In [1]:
# encoding:utf-8

# 朴素贝叶斯分类器

import math, random
import numpy as np
from util.file_utils import *
from util.utils import *

In [2]:
def data_loader(data_dir):
    instances, labels = list(), list()
    for label in os.listdir(data_dir):
        sub_dir = os.path.join(data_dir, label)
        for name in os.listdir(sub_dir):
            one_line = '\n'.join(read_lines(os.path.join(sub_dir, name), 'gbk'))
            words = tokenizer(one_line, 'zh')
            instances.append(words)
            labels.append(label)
    total_instances = zip(instances, labels)
    random.shuffle(total_instances)
    inst_num_part = int(len(total_instances) * 0.1)
    return total_instances[:7*inst_num_part], total_instances[7*inst_num_part:]

In [3]:
def init_vocab(instances):
    labels, label2inds = list(), dict()
    words, word2inds = list(), dict()
    for tokens, label in instances:
        if label not in label2inds:
            label2inds[label] = len(labels)
            labels.append(label)
        for token in tokens:
            if token not in word2inds:
                word2inds[token] = len(words)
                words.append(token)
    return words, word2inds, labels, label2inds

In [4]:
def train(train_insts, words, word2inds, labels, label2inds):
    label_freqs = np.zeros(len(labels)) # 20
    label_token_freqs = np.zeros((len(labels), len(words))) # 20, 20000

    for tokens, label in train_insts:
        label_id = label2inds[label]
        label_freqs[label_id] += 1
        for token in tokens:
            token_id = word2inds[token]
            label_token_freqs[label_id, token_id] += 1

    label_token_freq_sum = np.sum(label_token_freqs, 1)

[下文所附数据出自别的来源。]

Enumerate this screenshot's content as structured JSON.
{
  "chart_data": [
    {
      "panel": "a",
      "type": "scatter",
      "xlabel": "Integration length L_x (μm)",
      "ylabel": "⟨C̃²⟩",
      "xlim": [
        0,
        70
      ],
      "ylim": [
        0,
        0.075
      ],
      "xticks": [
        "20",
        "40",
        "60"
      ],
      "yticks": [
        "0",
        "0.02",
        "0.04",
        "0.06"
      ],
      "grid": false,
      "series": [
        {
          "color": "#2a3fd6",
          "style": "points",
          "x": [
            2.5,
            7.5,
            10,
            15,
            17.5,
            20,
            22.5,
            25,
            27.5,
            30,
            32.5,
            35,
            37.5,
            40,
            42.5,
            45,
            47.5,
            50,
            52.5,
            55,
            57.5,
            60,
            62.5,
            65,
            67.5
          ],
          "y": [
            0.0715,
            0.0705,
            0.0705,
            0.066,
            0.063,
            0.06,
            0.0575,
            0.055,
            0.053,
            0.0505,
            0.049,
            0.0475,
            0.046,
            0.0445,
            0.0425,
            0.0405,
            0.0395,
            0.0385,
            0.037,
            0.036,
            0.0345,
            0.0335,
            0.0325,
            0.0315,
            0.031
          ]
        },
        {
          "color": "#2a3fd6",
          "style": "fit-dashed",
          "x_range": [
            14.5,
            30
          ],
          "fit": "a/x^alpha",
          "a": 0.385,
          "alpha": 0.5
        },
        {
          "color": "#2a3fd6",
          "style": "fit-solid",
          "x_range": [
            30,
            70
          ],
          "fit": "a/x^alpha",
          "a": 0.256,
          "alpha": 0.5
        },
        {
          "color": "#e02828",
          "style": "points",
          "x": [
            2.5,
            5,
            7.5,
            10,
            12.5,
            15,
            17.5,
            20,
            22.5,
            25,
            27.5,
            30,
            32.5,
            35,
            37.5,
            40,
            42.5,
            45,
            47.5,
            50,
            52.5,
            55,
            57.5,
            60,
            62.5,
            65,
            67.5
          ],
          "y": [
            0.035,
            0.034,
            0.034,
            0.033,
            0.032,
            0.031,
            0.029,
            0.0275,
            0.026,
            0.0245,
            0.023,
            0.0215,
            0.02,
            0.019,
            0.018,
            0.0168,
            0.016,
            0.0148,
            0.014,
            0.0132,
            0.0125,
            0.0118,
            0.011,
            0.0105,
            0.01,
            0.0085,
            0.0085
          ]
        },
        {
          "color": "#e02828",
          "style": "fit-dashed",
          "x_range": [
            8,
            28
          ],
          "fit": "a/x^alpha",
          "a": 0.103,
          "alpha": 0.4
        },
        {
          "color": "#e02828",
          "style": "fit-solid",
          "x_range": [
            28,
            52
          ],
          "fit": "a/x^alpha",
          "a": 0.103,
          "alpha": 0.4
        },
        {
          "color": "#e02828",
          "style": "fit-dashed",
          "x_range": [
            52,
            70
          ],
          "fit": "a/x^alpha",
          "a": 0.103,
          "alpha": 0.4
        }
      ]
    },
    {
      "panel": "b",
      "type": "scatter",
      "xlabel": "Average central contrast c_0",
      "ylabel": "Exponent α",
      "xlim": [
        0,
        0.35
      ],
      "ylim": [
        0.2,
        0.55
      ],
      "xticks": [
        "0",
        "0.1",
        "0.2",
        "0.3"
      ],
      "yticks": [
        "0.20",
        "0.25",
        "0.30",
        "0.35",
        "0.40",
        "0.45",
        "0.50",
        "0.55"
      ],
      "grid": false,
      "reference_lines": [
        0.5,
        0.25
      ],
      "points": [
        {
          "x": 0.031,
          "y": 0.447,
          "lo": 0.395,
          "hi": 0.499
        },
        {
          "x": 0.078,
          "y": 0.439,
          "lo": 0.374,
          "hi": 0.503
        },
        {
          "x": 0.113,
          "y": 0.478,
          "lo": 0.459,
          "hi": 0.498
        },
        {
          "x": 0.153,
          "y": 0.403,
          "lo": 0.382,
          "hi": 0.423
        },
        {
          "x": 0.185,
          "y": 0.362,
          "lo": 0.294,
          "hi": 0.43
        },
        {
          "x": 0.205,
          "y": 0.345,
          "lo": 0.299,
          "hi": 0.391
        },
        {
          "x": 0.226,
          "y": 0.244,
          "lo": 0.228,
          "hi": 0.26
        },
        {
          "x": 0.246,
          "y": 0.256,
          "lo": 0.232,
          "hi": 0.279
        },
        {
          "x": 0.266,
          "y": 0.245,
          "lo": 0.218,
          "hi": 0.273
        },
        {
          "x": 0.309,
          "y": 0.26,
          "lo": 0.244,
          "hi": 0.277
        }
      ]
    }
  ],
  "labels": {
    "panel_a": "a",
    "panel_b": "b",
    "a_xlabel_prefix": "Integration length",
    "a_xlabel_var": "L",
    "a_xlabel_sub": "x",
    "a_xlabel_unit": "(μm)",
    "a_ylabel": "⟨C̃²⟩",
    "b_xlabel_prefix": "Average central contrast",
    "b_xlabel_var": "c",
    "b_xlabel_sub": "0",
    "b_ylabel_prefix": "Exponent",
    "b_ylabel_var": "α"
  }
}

    # model_pc = label_freqs * 1.0 / np.sum(label_freqs)
    # model_pw = np.transpose(label_token_freqs) * 1.0 / label_token_freq_sum
    model_pc = (label_freqs + 1.0) / (np.sum(label_freqs) + len(labels))
    model_pw = np.transpose(label_token_freqs + 1.0) / (label_token_freq_sum + len(words))
    model_pw = np.transpose(model_pw)

    return model_pc, model_pw

In [5]:
def classify(tokens, classifier, words, word2inds, labels, label2inds):
    # model包括两部分概率，一部分是类别的先验概率，另一部分是类别的概率（生成）特征的概率
    model_pc, model_pw = classifier # 是numpy多维数据
    probs = list() # 该示例对应不同类别的概率
    for label in labels:
        label_id = label2inds[label]
        prob = model_pc[label_id] # 先验概率
        word_prob_sum = 0
        for token in tokens:
            if token not in word2inds:
                continue
            token_id = word2inds[token]
            word_prob_sum += math.log(model_pw[label_id, token_id])
        probs.append(math.log(prob) + word_prob_sum)
    probs_np = np.asarray(probs)
    label_ind = np.argmax(probs_np)
    return labels[label_ind]

In [6]:
dir_name = '/home/dl/codes/day1/tc-corpus-answer-test/'
train_insts, test_insts = data_loader(dir_name)
words, word2inds, labels, label2inds = init_vocab(train_insts)
classifier = train(train_insts, words, word2inds, labels, label2inds)
accs = list()
for words, real_label in test_insts:
    pred_label = classify(words, classifier, words, word2inds, labels, label2inds)
    if pred_label == real_label:
        accs.append(1)
    else:
        accs.append(0)
print "accuracy: ", sum(accs) * 100.0 / len(accs)

Building prefix dict from the default dictionary ...
Dumping model to file cache /tmp/jieba.cache
Loading model cost 1.765 seconds.
Prefix dict has been built succesfully.


accuracy:  88.671875